安田 匠  長岡技術科学大学, 技術科学イノベーション専攻, 特別研究員(DC1)

研究期間 (年度) 2021-04-28 – 2024-03-31
キーワードマルチポートコンバータ / 電気自動車 / モジュラーマルチレベルコンバータ
研究実績の概要

近年の電気自動車の普及に伴い,高速な電気自動車の充電システムが求められている。特に,集合住宅においては,多数の電気自動車を同時に充電することができる大容量な電気自動車の充電システムが求められている。そこで本研究では,集合住宅に適した次世代大容量超急速マルチポート充電器の開発を行っている。検討システムは従来に比較して,システム体積とコストを低減しながら,従来のシステムの接続ポート数および電力容量の限界を突破できる。検討システムでは,各ポートへ所望の電力を供給するために入力電力制御が必要となる。しかしながら,これまでに検討されている入力電力制御では,ポート間の電力アンバランスが増加すると,電力供給ができなくなることが明らかになっている。したがって,2021年度には,電力アンバランスの程度にかかわらず各ポートへ所望の入力電力を供給できる制御方式について検討した。
2022年度はまず,マルチポート充電器に必要となる素子容量を明確化した。特に,半導体スイッチングデバイスおよびインダクタンスの電流容量,各充電ポートに接続されるコンデンサの電流容量および静電容量の明確化を行った。これにより,マルチポート変換器の設計が可能となる。加えて,マルチポート変換器の実用化に向けて,オンラインでの劣化診断技術を開発した。提案技術では,電力変換回路において故障の最も大きな要因の一つとされるコンデンサの劣化診断をオンラインで行うことができる。これによって,故障前にマルチポート充電器のメンテナンスを行うことが可能となり,システムの信頼性を向上させる。加えて,マルチポート変換器の信頼性予測を行った。
本年度は,マルチポートコンバータのコンデンサ信頼性に関する論文誌を電気学会論文誌に投稿し,採択されている。

現在までの達成度 (区分)
現在までの達成度 (区分)

2: おおむね順調に進展している

理由

2021年度には,電力アンバランスの程度にかかわらず各ポートへ所望の入力電力を供給できる制御方式について検討した。その結果,すべての電気自動車の充電状態に対して,任意の速度で電気自動車の充電を行うことができる充電制御技術を確立した。そこで,本制御を提案するマルチポート充電器に適用した際のマルチポート充電器の最大電流および電圧,パワーフローについて明らかにすることで,素子容量の明確化を行うことができる。
2022年度はまず,マルチポート充電器に必要となる素子容量を明確化した。まず,提案するマルチポート充電器に適用した際のマルチポート充電器の最大電流および電圧,パワーフローについて明らかにした。

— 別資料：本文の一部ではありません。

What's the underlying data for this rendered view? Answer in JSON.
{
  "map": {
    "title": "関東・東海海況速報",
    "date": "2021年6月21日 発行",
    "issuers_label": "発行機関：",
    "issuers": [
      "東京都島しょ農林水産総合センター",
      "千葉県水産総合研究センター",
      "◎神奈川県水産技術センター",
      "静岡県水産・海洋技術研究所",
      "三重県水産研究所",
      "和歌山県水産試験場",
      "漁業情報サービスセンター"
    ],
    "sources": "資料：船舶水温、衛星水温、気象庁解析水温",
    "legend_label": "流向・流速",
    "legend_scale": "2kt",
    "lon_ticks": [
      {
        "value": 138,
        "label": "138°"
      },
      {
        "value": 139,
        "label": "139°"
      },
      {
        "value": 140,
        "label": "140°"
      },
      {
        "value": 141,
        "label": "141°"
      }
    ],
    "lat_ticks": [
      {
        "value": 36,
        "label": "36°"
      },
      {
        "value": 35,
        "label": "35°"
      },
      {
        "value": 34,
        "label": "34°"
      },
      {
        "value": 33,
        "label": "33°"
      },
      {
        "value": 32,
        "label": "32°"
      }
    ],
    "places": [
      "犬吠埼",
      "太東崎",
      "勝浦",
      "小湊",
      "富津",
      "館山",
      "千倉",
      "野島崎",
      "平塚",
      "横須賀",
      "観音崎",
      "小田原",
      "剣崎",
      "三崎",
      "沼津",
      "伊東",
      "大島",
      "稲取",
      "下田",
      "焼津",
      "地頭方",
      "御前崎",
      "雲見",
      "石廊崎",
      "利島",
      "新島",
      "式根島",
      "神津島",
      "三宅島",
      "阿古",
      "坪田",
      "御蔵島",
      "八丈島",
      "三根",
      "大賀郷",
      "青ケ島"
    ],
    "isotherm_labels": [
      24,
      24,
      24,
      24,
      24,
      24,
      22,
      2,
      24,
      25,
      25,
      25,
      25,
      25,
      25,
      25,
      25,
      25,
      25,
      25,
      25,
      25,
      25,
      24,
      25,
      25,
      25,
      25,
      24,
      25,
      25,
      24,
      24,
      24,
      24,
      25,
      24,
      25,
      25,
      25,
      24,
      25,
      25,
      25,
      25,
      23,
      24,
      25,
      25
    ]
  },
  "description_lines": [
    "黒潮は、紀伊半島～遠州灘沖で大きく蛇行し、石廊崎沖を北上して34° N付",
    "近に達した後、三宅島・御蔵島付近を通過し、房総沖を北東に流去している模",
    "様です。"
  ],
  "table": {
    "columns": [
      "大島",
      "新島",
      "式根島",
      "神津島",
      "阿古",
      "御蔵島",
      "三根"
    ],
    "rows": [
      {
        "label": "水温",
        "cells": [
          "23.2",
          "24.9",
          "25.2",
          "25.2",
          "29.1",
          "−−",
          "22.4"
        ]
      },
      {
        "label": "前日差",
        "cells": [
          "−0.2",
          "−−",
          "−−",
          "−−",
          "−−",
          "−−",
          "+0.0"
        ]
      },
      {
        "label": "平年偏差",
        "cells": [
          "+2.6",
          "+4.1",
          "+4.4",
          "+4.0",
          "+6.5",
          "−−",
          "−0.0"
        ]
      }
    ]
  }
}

そして,半導体スイッチングデバイスおよびインダクタンスの電流容量,各充電ポートに接続されるコンデンサの電流容量および静電容量の明確化を行った。これにより,マルチポート変換器の設計が可能となる。加えて,マルチポート変換器の実用化に向けて,オンラインでの劣化診断技術を開発した。提案技術では,電力変換回路において故障の最も大きな要因の一つとされるコンデンサの劣化診断をオンラインで行うことができる。これによって,故障前にマルチポート充電器のメンテナンスを行うことが可能となり,システムの信頼性を向上させる。加えて,マルチポート充電器の信頼性予測を行った。

今後の研究の推進方策

2023年度は,提案システムの更なる付加価値を探求する。特に,大容量のVehicle-to-Grid (V2G)技術について検討を行う予定である。V2Gは電気自動車のバッテリを用いて再生可能エネルギーの余剰電力の吸収だけでなく,電力系統において不足した電力の供給を行う技術であり,電力系統の安定化のために期待されている。提案システムでは,すべての動作条件において充電動作をV2G動作の両立を実現する必要がある。したがって,各ポートの電気自動車に対する大容量V2Gの動作条件について理論およびシミュレーション,実験によって検討を行う。そして,電気自動車の充電動作のための電力制御とV2Gの両立を実現できる制御法について検討する。
加えて,マルチポート充電器のVehicle-to-Home(V2H)技術について検討を行う。V2H技術は,電気自動車と太陽光発電システムを含めた家庭との双方向電力融通を行う技術である。V2Hを検討することによって,電気自動車は家庭側とマルチポート充電器側の両者から充電が可能となる。つまり,マルチポート充電器の動作を考慮してV2Hのパワーフローを決定することによって,システム全体の高効率化を実現することができる。
これらの検討によって得られた成果をまとめ,国内および国際学会において発表を行う。また,成果をまとめて学術誌に投稿する予定である。

  • 研究成果

    (5件)

すべて 2023 2022

すべて 雑誌論文 (1件) (うち査読あり 1件、 オープンアクセス 1件) 学会発表 (4件) (うち国際学会 2件)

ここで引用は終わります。